Usando um lápis prendo meu cabelo num coque, pego um pincel, uma paleta, e tintas em bisnagas de várias cores. Mãos à obra, é o que penso.

O pincel desliza suavemente sob controle de minhas mãos, misturando os diferentes tons de tinta e formando cores agradáveis na paleta. Agora é hora de criar algo no meio desse nada, e a primeira coisa a surgir quase que magicamente é um lindo céu azul-celeste.

Continuo pintando, minhas mãos criam um campo com um belo gramado esverdeado e delicadas flores amarelas e laranjas esparramadas aqui e ali. Um clima primaveril, um lugar que trás a sensação de liberdade, a vida floresce, tudo é perfeito. Abro um leve sorriso, esse sentimento de que tenho o poder para criar coisas incríveis é algo muito agradável.

Enquanto admirava minha pintura, senti algo tapando minha visão, comecei a rir, eu sabia que era ele. Tirei suas mãos de cima dos meus olhos, deixei o pincel e a paleta numa mesinha do lado e **sinalizei:

Papai, eu sei que sempre é você quem faz isso. Então sempre irei acertar quem é, assim perde a graça de adivinhar a pessoa

Ele olhou para mim com um sorriso no rosto, sinalizando:

Sua mãe também costumava dizer isso

Sim, eu sabia disso. Papai busca fazer aquilo que mamãe gostava de fazer, ela adorava piqueniques no parque, então fazemos isso todos os finais de semana. Ela amava ler e isso levou papai a querer ficar sempre lendo algum livro. Eu só queria que ele fizesse algo por escolha própria e não porque minha mãe faria daquele jeito, mas isso raramente acontece.

Papai começou a acariciar meus cabelos ruivos, depois olhou para a pintura que estava atrás de mim, se afastou e sinalizou:

Acho que você quer terminar de pintar, então vou continuar lendo um livro

Dei um abraço e logo depois ele saiu, deixando a porta aberta. Tinha certeza que meu pai estava por perto, sempre alerta para qualquer possível perigo. Decidi ignorar isso e continuar meu trabalho.

Agora deslizava em tons marrons, cores amadeiradas e comumente associadas ao clima outonal, e assim havia formado das minhas próprias mãos um balanço de madeira, desses que eu costumava brincar quando ia no parque.

Ah, um quadro tão lindo, que com certeza faria outras pessoas relembrarem a infância e sorrirem. Mas eu encarei aquele balanço com um olhar de ódio, a raiva se acumulava em mim.

Deixei as emoções me guiarem, e isso levou a tons mais quentes, alaranjados com vermelho e amarelo. O balanço logo ficou em chamas, fiz uma fumaça cinzenta que subia na direção do azul-celeste e agora o céu já não estava mais tão agradável. Umas poucas flores foram alvo de algumas faíscas do fogo ardente, e uma parte do gramado logo abaixo do balanço também foi queimado.

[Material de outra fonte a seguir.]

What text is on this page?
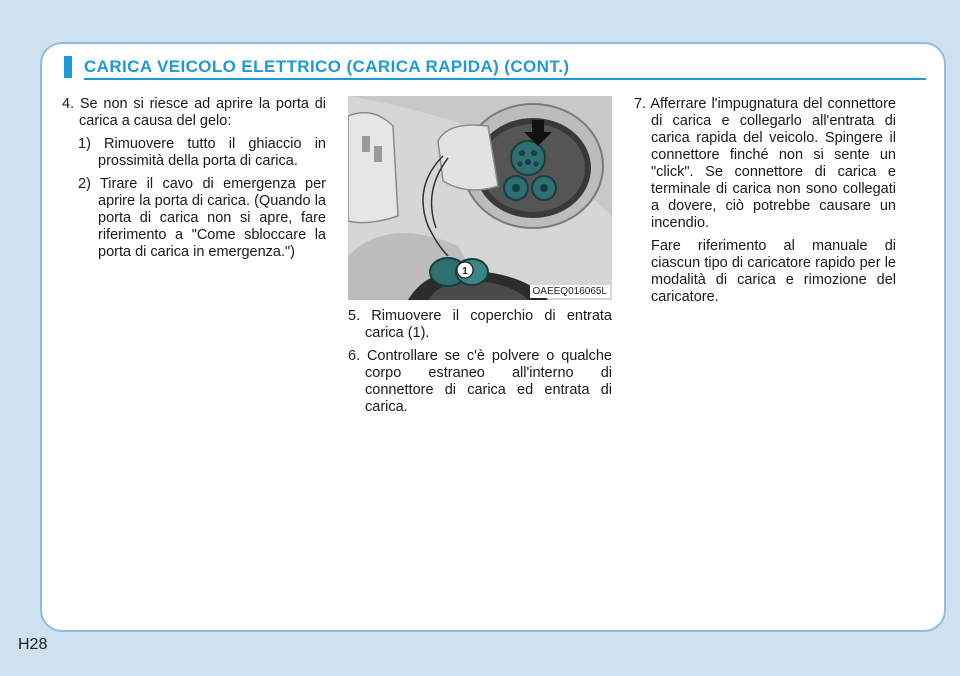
CARICA VEICOLO ELETTRICO (CARICA RAPIDA) (CONT.)

4. Se non si riesce ad aprire la porta di carica a causa del gelo:

1) Rimuovere tutto il ghiaccio in prossimità della porta di carica.

2) Tirare il cavo di emergenza per aprire la porta di carica. (Quando la porta di carica non si apre, fare riferimento a "Come sbloccare la porta di carica in emergenza.")

1
OAEEQ016065L

5. Rimuovere il coperchio di entrata carica (1).

6. Controllare se c'è polvere o qualche corpo estraneo all'interno di connettore di carica ed entrata di carica.

7. Afferrare l'impugnatura del connettore di carica e collegarlo all'entrata di carica rapida del veicolo. Spingere il connettore finché non si sente un "click". Se connettore di carica e terminale di carica non sono collegati a dovere, ciò potrebbe causare un incendio.

Fare riferimento al manuale di ciascun tipo di caricatore rapido per le modalità di carica e rimozione del caricatore.

H28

Aquele momento estaria ali, eternamente imortalizado para todo o sempre, parado no tempo, a não ser que a pintura seja destruída. Ao olhar para minha obra as lágrimas escorreram.

Ás vezes criar algo pode ser doloroso e difícil, ainda mais quando você coloca um pouco de si ali.

Já é de manhã, acordei com os primeiros raios de sol que penetravam pela janela, fui ao banheiro lavar o rosto e olhei para meu reflexo no espelho.

Feliz aniversário Bianca

Foi o que sinalizei para mim mesma, sorrindo. Peguei meus cabelos, fazendo penteados engraçados, ri e mais uma vez sinalizei:

Você é linda, amo esses cabelos vermelhos

Beijei o espelho, e para minha completa vergonha, papai havia aparecido ali na porta. Ele estava rindo, começou a arrumar meus cabelos num penteado fazendo tranças do lado e deixando o restante solto, depois sinalizou de modo que eu pudesse ver suas mãos pelo espelho:

Filha, você é linda igualzinha sua mãe. Feliz aniversário

Troquei meu pijama por um vestido verde-claro de tecido leve, e peguei um chapéu porque sabia que iria ficar um tempo no sol. Meu aniversário significa passeio no cemitério, bolo de baunilha com morango e buquê de rosas na cor branca.

Entro no carro, estou animada mesmo sabendo que será um aniversário como outro qualquer. Papai começa a dirigir, olho as paisagens ao redor, vejo vacas pastando, árvores, flores, depois chegamos na zona urbana e começaram a surgir lojas, casas uma do lado da outra, até que finalmente chegamos ao cemitério.

Andamos entre vários túmulos, alguns com os jazigos envelhecidos, meio quebrados e tomados pelo musgo, outros com jazigos novos de mármore trabalhado e com detalhes extravagantes. Com exceção dos mortos que descansam eternamente, papai e eu éramos os únicos vivos ali.

Paramos no túmulo de mamãe, sentamos no gramado em um espaço vago ao lado, e começamos a comer os bolos de baunilha com morangos, bolos esses que mamãe adorava comer e que papai costumava fazer em ocasiões especiais para ela.

Pegamos o buquê de rosas brancas, muito semelhante ao que mamãe usou em seu casamento e colocamos em cima de seu jazigo. Olhei para papai, ele estava chorando, abracei-o e não sinalizei nada, nem mesmo algum consolo. Um abraço já diz o suficiente.

Hoje completei quinze anos de idade. Oito longos anos desde que mamãe morreu.

Papai olhou para mim, eu sabia que ele se esforçava para controlar as lágrimas, pois ele deu um sorriso forçado e sinalizou:

Filha, posso dançar com você?

Assenti levemente com a cabeça, mamãe adorava dançar e papai finge que dança com ela desde sua partida. Eu girava e sentia o vento balançar meus cabelos, as folhas das árvores caírem em minha cabeça, o sol aquecendo minha pele, uma sensação de paz e tranquilidade.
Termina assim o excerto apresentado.